EBITDA is a term used often in business sales, but unless you’ve sold a business before, you may not know what it means. Here we will take a closer look at the term, as it can be used as a key business valuation factor in determining your company’s market value when you are considering selling your business. There are some issues to address when using this profitability calculation. Here’s a closer look at EBITDA and how to apply it when valuing your business.
EBITDA is an acronym for Earnings Before Interest, Taxes, Depreciation and Amortization. It is one tool that can be useful in comparing the financial strength of two or more companies.
Normalized or adjusted EBITDA means adjusted to reflect the income or expenses that would not be there going forward under a new owner. Some examples: rental income from a vacation home that would be excluded from the sale, or the owner’s salary of $1M, when fair market value for the job might be $75,000.
Divided Opinion on EBITDA
Some believe that EBITDA is a less-than-perfect business valuation metric. Irrespective of those concerns, EBITDA is typically a dominant factor when buyers, sellers and M&A brokers set out to determine and negotiate business values in mergers and acquisitions.
Given that EBITDA’s usefulness in valuing a business is a subject of debate, why is it used so frequently? In calculating EBITDA, one must take a complicated issue with a myriad of moving parts required to plug in and ultimately be able to compare the value of businesses. Though the calculation can be complicated, the goal is to distill the inputs to an easy-to-understand formula. In turn, the formula is designed to generate a single number.
EBITDA Ignores Many Key Factors
A key concern in considering using EBITDA in a merger or business acquisition negotiation is that is often used as a sort of substitute for “true value.” A true value does not exist for any business. EBITDA gets around some of the determining factors of the attractiveness of a particular business acquisition. One must remember that profit, the owner/seller’s discretionary earnings, EBITDA and cash flow are never the same number. All of those have uses in determining a businesses market value.
By definition and custom, the use of EBITDA omits the seller’s interest, income taxes, and non-cash charges. It does so because these historic seller’s expense amounts will not be applicable to the buyer’s new firm. It also may not allow for necessary capital expenditures, whether to hold the status quo or to enable growth. While EBITDA establishes a factor commonly used in business valuation discussions, a buyer will need to prepare pro forma plans to envision new levels of interest, income taxes, and noncash charges that will be appropriate for the buyer, post-closing of the business sale transaction. In short, EBITDA is valuable as an accepted measure in valuing a business, but there are important factors to consider that are omitted by its very definition.
Achieving Optimal Results
In the end, EBITDA is one critical factor in the mergers and acquisitions or business sales marketplace. It is a helpful tool for assessing the market value and marketability of a business. It does not, however, account for factors that could influence the potential future growth and prosperity of a given business entity.

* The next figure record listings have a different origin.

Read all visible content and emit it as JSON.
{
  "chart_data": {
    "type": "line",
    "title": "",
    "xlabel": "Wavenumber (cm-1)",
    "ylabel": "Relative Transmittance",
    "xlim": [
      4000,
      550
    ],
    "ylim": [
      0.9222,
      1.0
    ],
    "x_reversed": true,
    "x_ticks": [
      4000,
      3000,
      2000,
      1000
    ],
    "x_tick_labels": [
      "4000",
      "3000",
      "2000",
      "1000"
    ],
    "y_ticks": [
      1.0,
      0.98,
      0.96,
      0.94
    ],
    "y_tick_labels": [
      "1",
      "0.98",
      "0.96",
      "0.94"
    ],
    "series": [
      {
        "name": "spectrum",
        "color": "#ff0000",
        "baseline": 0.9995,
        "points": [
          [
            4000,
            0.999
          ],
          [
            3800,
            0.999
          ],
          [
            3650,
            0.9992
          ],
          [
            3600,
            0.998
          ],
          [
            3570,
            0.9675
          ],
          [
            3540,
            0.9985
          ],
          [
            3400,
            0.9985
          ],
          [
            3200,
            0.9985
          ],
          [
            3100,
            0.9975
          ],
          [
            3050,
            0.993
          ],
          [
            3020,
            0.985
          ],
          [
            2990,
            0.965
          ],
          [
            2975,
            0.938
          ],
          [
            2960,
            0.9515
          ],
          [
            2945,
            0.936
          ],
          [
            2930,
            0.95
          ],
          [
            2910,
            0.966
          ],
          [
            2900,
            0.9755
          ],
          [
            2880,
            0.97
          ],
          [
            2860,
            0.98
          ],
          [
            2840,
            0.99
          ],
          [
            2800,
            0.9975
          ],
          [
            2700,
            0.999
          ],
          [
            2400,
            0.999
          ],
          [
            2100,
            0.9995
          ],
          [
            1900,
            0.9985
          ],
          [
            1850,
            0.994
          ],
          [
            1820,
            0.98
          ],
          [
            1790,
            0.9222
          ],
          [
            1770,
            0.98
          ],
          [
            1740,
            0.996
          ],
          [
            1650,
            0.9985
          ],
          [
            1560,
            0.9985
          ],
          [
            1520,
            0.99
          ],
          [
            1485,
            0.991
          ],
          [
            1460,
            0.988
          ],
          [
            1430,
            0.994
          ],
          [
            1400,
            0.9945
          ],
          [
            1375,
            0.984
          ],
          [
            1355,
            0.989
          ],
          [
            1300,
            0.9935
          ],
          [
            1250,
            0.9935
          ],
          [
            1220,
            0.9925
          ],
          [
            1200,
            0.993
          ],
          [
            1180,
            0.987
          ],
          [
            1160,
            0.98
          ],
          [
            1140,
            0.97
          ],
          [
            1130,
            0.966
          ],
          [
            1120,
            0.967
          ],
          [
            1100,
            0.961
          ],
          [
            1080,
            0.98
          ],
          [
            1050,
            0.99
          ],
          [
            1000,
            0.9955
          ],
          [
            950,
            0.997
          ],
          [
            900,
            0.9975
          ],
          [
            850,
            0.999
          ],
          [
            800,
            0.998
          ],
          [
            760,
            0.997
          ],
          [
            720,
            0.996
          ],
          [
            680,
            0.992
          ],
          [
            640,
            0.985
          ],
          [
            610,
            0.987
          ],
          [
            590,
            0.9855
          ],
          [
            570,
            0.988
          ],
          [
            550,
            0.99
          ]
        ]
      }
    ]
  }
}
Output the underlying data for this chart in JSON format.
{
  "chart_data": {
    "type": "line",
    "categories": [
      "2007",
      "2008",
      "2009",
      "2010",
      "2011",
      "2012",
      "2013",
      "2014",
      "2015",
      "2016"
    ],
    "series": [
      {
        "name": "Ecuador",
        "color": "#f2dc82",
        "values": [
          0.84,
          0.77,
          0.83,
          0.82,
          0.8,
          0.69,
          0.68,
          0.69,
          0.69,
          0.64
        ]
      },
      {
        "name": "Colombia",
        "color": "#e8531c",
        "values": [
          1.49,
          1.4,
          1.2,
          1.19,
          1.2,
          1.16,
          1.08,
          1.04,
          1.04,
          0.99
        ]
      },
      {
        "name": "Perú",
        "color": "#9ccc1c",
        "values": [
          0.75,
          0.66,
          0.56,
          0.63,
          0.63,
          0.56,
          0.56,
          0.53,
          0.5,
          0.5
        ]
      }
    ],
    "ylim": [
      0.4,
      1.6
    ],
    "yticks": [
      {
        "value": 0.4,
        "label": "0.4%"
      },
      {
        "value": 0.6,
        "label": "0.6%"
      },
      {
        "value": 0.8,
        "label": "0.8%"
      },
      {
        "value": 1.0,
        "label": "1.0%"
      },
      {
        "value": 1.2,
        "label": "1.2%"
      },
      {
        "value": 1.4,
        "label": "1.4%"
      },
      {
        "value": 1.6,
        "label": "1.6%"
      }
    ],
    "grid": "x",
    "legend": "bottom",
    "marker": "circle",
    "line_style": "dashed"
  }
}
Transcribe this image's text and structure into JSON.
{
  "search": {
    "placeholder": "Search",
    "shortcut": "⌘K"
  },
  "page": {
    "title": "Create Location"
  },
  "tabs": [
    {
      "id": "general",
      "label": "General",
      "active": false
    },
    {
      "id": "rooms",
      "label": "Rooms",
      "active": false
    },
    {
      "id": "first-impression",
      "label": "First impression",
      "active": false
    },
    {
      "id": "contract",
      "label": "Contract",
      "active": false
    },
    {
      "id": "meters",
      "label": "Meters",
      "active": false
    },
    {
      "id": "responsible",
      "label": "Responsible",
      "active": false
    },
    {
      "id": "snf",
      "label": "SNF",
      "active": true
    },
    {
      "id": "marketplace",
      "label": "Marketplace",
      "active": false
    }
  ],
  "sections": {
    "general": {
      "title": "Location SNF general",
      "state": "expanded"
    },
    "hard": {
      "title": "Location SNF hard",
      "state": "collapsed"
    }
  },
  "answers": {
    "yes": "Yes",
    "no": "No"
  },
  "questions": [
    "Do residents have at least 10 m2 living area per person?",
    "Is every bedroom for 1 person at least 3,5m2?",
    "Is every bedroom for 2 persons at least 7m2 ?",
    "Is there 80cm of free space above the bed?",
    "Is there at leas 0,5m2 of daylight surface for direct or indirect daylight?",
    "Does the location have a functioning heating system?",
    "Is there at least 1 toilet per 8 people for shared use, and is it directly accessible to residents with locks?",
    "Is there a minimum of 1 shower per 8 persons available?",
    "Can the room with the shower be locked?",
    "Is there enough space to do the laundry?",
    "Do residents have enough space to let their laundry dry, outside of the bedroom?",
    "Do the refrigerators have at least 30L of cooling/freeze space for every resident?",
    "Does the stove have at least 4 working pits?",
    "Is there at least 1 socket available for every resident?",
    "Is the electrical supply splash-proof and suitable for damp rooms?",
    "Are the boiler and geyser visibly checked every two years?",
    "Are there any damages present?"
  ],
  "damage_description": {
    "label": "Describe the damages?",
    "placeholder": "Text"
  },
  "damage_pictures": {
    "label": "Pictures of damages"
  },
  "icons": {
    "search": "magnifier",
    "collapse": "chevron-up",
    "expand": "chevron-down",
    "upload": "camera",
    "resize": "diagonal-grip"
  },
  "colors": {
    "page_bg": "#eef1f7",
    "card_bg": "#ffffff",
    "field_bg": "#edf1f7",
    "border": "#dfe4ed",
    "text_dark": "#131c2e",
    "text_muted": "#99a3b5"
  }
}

Professional M&A brokers, business investment bankers or others with a strong track record in selling businesses or acquisitions have a refined awareness of these factors; Mergers and acquisitions brokers are trained to fully understand the factors in business valuations to determine help analyze, set, and negotiate the sale of a business taking into account EBITDA and the myriad of other value drivers to help owners maximize the value of their business sale experience, all things considered.